Quote of the Month

There’s a fascinating BBC News Magazine piece today about young Afghan girls who live as boys.

According to the article, there is a longstanding tradition wherein Afghan parents disguise a daughter as a son, either to avoid the social censure of having no male children, or to enable the child to work outside the home. When the girls reach maturity, they are expected to switch their gender identification and live as women.

Although some of the young women interviewed for the article approvingly cite the benefits of having had the opportunity to enjoy male freedoms, it’s clear that the transition back to gender conformity can be rough. In what has to be the most fascinating sentence I’ve read all month, a 20 year old woman named Elaha makes clear her reluctance to resume a traditional female identity:

“If my parents force me to get married, I will compensate for the sorrows of Afghan women and beat my husband so badly that he will take me to court every day.”

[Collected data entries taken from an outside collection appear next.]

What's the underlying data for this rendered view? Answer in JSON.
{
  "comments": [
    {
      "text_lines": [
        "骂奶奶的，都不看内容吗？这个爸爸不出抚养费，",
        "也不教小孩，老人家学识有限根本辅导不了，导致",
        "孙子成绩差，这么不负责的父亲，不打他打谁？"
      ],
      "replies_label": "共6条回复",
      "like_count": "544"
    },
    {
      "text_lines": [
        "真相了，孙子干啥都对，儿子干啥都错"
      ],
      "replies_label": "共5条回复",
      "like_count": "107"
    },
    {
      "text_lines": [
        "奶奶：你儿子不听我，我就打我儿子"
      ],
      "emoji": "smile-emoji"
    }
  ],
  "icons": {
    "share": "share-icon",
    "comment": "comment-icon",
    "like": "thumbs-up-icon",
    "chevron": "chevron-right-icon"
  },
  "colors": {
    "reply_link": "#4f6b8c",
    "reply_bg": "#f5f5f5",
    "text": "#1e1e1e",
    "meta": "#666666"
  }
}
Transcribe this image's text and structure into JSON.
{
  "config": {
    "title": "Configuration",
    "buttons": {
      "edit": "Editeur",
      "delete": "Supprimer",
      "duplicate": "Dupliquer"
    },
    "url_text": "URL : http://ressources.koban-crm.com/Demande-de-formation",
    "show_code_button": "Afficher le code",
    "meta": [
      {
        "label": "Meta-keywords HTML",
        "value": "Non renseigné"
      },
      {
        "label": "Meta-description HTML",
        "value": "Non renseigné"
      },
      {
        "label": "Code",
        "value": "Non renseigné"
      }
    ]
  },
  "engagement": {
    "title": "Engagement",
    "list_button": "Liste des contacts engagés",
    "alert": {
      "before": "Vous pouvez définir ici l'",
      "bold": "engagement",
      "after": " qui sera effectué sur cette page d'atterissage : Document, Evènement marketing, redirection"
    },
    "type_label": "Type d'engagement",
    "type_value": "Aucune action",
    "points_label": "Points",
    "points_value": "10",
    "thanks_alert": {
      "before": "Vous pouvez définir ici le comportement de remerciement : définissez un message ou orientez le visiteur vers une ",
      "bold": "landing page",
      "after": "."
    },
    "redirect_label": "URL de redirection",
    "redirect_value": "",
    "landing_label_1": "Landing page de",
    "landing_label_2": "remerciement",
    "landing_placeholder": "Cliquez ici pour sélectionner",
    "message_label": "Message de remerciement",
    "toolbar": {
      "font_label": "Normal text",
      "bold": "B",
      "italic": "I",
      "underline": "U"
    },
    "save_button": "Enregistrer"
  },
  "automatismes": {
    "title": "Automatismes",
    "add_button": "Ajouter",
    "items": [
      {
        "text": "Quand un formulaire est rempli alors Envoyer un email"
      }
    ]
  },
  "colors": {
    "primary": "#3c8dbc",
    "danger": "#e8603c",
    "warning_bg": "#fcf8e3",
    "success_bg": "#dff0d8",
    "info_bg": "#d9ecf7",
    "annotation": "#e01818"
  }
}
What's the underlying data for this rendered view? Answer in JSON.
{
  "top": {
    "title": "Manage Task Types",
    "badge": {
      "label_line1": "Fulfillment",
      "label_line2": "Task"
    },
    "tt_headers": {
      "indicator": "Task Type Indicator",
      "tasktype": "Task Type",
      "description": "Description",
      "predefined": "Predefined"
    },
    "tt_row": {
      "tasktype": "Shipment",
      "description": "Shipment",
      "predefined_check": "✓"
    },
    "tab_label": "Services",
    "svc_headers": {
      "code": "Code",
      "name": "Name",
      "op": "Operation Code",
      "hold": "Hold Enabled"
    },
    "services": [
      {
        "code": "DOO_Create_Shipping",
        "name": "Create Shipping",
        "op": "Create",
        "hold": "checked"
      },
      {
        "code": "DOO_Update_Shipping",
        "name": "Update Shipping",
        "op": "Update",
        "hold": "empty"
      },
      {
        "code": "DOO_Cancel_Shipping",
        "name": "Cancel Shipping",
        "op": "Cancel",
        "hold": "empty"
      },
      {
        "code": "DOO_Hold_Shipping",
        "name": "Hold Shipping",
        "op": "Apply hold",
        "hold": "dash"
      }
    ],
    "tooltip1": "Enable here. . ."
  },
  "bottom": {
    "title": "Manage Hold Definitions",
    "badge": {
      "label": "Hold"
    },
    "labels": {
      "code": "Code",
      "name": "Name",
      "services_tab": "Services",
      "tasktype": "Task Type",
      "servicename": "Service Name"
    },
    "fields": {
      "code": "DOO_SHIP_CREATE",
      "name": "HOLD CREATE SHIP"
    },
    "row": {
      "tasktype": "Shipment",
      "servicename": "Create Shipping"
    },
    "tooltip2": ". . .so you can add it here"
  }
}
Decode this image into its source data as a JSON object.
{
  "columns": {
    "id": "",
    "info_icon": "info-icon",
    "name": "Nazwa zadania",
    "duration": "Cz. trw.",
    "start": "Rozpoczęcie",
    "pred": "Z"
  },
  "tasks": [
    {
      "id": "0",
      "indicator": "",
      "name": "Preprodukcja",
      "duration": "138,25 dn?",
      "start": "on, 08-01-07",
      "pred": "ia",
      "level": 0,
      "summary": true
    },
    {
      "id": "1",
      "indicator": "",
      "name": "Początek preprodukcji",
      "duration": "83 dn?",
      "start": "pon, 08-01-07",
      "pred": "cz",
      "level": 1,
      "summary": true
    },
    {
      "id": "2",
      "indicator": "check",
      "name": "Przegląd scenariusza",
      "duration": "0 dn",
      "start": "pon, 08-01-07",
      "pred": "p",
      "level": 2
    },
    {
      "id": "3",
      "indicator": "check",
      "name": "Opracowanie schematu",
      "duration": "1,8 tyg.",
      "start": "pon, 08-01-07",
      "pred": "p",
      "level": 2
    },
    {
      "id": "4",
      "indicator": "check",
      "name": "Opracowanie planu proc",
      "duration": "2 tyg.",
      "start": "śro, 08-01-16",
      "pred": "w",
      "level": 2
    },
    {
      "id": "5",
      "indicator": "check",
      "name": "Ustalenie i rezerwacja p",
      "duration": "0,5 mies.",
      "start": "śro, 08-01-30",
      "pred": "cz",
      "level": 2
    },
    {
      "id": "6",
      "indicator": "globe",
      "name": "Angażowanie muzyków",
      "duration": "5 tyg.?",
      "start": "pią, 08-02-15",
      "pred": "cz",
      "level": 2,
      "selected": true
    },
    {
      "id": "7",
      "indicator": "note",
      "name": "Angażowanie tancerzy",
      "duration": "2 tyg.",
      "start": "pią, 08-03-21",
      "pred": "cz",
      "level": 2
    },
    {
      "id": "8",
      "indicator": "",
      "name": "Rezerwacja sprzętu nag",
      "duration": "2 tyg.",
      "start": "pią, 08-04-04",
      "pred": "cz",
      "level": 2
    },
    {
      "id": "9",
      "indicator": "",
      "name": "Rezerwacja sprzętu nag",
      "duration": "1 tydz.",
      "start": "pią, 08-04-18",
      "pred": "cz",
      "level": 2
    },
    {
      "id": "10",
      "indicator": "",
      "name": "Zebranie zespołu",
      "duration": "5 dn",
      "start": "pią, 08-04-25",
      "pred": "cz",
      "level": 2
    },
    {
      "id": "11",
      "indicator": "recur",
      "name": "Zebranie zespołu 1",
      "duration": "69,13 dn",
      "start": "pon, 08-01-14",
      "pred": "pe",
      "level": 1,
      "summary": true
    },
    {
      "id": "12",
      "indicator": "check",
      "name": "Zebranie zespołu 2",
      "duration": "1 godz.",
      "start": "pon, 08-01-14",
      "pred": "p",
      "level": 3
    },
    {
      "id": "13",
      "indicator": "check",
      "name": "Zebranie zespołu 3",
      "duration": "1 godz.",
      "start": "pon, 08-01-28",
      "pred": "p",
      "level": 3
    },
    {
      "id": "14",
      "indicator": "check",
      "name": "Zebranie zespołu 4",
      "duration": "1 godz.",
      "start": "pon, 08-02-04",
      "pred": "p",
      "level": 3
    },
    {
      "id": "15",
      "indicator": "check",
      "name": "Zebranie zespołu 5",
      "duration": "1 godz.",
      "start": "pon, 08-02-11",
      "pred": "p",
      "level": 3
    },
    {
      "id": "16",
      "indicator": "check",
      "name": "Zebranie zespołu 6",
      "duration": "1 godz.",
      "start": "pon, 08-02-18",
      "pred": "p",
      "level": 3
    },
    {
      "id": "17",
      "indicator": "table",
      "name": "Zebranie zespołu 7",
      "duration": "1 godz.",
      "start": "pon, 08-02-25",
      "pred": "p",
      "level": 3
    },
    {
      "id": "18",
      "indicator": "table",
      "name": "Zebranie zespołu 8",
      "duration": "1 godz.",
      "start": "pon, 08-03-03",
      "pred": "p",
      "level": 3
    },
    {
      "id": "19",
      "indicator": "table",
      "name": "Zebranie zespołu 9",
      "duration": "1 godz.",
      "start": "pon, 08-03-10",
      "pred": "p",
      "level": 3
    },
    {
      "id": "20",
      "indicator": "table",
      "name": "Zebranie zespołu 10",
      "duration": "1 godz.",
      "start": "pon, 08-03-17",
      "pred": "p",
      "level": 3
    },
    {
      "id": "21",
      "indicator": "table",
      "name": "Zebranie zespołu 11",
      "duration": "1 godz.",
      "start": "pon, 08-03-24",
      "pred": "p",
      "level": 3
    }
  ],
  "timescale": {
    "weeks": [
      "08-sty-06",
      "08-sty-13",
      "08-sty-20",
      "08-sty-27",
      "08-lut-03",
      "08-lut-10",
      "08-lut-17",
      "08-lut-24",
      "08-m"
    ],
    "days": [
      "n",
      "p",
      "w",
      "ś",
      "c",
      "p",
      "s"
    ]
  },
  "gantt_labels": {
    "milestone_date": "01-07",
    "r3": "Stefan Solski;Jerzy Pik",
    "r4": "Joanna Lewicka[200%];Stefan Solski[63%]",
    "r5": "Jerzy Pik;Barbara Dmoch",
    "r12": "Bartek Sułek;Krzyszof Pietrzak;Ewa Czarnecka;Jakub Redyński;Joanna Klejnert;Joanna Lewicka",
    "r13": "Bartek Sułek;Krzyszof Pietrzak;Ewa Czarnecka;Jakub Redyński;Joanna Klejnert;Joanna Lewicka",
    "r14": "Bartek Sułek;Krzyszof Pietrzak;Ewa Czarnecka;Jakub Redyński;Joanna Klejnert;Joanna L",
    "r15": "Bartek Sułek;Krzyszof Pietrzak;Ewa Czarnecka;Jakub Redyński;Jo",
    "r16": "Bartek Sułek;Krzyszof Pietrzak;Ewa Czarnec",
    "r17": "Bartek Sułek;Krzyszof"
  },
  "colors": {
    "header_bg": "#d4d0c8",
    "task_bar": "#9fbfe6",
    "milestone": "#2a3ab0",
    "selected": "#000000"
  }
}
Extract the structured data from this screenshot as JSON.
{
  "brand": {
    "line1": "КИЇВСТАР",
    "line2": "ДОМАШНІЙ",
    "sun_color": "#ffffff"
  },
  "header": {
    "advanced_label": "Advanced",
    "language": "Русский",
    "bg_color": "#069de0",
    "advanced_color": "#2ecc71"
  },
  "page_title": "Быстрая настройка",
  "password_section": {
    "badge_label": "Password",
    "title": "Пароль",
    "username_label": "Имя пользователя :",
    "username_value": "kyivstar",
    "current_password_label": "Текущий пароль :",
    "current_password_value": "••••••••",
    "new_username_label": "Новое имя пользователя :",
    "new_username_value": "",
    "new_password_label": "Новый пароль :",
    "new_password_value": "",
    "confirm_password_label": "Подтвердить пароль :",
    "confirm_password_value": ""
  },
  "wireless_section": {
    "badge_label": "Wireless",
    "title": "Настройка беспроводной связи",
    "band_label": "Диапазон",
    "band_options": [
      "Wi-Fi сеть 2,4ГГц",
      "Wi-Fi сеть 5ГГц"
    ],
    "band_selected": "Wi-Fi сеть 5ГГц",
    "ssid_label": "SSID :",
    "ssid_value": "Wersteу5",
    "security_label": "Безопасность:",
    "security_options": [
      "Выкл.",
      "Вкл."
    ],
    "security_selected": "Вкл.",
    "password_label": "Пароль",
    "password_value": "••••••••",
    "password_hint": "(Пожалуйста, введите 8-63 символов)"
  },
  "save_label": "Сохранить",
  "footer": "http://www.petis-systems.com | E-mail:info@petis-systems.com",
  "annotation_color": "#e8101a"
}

My favorite part is the offhand reference to courts as the appropriate venue for addressing domestic violence, but wow, what a loaded statement.

Kate Cronin-Furman

One Comment

  1. There is a movie called “Osama” about a girl like this. It’s purportedly the first full-length feature film to be made in post-Taliban Afghanistan.

    I’ve seen it; it’s not exactly Oscar-worthy, but easily worth watching considering the circumstances.